We look at each other and we know, wordless, that we have come to an end, toes edged right up against all that we can take in this moment. There is a terrible reality hanging in the air, the kind of moment when all you can think is this can’t be happening. But it is. And we keep on breathing through it.
But there we stand, the mix of fear and worry and exhaustion painted plainly on our faces, suddenly aged beyond our years, silent before the Lord that only knows how the rest of this story will go. And I am struck by the sight of us there and more than the weight of the horror is the weight of what stands out to me in this heightened moment – our togetherness. Lovely though they were, the rings and vows and wedding guests dabbing at their tears that marriage-day seem so futile now, in this, in the face of real. ugly. painful. scary. life.

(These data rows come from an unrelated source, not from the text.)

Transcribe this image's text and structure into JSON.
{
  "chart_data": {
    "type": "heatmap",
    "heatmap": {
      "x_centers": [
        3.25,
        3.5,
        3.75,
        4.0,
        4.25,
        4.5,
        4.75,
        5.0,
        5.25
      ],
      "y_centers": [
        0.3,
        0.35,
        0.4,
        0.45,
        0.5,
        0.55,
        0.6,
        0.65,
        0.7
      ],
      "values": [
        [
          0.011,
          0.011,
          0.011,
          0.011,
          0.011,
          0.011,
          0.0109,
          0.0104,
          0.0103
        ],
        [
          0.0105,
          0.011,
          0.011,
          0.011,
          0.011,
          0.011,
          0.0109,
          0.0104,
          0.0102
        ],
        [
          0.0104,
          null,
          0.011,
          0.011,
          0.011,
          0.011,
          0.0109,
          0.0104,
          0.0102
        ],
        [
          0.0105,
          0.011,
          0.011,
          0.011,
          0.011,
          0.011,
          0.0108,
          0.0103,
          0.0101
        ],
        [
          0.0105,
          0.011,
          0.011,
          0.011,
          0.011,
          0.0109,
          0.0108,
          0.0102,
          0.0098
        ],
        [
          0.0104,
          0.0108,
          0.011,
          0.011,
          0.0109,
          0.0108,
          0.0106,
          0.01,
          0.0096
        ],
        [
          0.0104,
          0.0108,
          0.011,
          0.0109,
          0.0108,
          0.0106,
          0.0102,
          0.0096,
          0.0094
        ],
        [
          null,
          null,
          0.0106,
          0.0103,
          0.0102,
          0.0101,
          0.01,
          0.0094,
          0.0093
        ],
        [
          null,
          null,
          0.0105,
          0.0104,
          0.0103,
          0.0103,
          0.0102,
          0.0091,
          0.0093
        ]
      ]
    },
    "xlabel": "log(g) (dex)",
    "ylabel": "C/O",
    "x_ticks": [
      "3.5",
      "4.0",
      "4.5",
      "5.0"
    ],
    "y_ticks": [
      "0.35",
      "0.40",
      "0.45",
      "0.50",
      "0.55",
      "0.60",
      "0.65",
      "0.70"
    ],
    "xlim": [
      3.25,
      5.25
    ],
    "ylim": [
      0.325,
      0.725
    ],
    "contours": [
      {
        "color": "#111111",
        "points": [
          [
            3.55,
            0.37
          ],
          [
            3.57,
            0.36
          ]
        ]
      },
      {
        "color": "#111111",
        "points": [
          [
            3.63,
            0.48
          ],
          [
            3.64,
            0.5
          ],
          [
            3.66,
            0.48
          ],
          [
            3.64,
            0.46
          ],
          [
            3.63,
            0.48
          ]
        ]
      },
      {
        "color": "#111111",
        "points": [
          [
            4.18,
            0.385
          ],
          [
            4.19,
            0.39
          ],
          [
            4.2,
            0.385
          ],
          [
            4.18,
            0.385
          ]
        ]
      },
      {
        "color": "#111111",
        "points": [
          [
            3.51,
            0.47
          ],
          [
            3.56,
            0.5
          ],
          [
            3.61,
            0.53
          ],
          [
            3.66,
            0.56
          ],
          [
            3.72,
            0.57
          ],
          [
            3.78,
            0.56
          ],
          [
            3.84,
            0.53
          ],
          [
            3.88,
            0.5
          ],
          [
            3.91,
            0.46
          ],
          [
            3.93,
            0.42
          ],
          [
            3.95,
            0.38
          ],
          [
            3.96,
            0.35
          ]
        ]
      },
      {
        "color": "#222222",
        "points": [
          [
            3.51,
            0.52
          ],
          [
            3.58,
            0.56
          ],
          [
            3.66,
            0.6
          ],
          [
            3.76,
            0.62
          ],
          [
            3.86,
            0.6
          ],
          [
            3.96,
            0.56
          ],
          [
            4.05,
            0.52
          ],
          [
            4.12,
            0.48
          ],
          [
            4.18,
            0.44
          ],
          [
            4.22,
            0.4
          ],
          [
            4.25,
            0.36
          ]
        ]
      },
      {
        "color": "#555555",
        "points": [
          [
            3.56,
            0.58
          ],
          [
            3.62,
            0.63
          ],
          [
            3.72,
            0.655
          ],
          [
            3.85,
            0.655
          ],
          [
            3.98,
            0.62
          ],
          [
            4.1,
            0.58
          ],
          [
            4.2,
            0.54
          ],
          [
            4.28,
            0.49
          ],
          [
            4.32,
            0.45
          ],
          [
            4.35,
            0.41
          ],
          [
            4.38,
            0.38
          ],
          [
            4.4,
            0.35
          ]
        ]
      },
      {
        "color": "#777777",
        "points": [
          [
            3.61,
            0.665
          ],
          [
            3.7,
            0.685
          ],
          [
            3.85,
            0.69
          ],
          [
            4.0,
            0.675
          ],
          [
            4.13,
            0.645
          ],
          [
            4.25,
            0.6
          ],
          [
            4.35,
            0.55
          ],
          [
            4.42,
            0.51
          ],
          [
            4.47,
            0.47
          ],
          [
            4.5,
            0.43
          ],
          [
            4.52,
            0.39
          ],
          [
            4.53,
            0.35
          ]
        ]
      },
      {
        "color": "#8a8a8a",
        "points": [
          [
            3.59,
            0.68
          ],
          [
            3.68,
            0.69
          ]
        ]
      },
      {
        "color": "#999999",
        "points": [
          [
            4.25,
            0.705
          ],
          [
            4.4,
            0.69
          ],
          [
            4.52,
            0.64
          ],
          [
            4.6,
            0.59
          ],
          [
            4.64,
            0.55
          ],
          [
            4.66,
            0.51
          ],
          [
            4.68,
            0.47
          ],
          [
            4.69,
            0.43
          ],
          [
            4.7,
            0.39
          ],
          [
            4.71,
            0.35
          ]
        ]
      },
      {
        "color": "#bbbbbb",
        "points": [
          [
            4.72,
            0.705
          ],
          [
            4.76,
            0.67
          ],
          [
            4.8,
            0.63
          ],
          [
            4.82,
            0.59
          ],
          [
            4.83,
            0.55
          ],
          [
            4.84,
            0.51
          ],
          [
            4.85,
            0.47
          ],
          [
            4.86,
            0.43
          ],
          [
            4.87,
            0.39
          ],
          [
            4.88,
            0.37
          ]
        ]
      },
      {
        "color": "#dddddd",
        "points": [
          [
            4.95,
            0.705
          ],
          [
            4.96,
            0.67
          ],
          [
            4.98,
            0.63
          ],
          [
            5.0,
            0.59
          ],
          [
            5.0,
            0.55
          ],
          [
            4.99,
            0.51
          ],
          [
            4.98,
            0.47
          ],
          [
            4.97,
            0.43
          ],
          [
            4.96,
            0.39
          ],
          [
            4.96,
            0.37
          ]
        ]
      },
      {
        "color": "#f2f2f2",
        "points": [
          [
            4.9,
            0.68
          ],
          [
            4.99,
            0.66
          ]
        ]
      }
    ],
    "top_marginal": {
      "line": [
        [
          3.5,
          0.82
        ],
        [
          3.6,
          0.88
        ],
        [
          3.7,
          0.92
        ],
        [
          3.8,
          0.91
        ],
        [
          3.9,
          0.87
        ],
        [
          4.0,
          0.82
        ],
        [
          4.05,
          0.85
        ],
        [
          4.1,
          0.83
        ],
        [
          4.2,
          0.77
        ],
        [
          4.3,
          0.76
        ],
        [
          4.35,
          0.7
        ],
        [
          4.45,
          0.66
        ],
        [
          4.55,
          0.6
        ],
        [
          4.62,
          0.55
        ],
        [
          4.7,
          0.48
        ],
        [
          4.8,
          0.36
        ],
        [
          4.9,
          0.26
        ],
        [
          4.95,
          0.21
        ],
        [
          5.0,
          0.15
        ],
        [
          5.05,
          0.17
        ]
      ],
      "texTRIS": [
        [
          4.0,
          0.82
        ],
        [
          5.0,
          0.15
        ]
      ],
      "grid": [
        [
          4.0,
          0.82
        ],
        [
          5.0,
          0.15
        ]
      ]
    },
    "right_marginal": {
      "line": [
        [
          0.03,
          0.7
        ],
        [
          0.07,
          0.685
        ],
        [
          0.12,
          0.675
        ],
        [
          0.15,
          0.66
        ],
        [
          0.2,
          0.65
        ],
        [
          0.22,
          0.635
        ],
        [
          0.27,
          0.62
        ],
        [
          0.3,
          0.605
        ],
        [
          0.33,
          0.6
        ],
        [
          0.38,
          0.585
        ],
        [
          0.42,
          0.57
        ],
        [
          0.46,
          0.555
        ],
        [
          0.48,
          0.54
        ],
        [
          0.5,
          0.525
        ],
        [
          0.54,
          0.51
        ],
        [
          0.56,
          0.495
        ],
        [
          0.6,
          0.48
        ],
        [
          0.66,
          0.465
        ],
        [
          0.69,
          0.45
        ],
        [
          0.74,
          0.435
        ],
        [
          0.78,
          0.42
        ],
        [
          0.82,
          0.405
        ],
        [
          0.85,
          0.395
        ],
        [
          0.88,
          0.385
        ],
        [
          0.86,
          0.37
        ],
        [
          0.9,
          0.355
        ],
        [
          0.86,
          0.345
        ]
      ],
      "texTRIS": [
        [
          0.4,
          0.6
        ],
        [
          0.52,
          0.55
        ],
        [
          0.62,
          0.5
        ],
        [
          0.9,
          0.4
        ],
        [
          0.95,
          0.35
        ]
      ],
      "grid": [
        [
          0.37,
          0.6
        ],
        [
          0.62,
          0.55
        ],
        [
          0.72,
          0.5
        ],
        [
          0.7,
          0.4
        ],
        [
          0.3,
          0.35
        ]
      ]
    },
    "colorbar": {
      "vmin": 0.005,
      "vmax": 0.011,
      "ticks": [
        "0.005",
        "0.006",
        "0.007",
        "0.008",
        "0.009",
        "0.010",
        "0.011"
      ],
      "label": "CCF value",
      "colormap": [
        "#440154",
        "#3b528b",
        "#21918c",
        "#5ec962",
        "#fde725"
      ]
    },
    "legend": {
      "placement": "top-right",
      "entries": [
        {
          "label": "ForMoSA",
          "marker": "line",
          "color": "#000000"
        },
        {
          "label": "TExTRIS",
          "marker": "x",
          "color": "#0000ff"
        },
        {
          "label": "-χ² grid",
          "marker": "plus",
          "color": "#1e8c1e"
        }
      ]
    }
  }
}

This is commitment. This is love.
Standing soul-bare, side-by-side and I have never been so empty.
And I have never been so full.
It occurs to me only here, only just now and in the hollow quiet of this barren moment that at the bottom of fear and loss and emptiness is only awareness of what remains when there is nothing else.
In this moment I see that the strong love is the quiet love. The love that fears together and wonders together and laughs together and sits quietly together when there are no more words to be said. Love is the practice of love’s presence.
This broken girl is two kinds of bride all at once and imperfectly running toward renewal at both altars -- altars of faith and of matrimony, covered over by the love that is action and the love that is left over in emptiness, running over in abundance.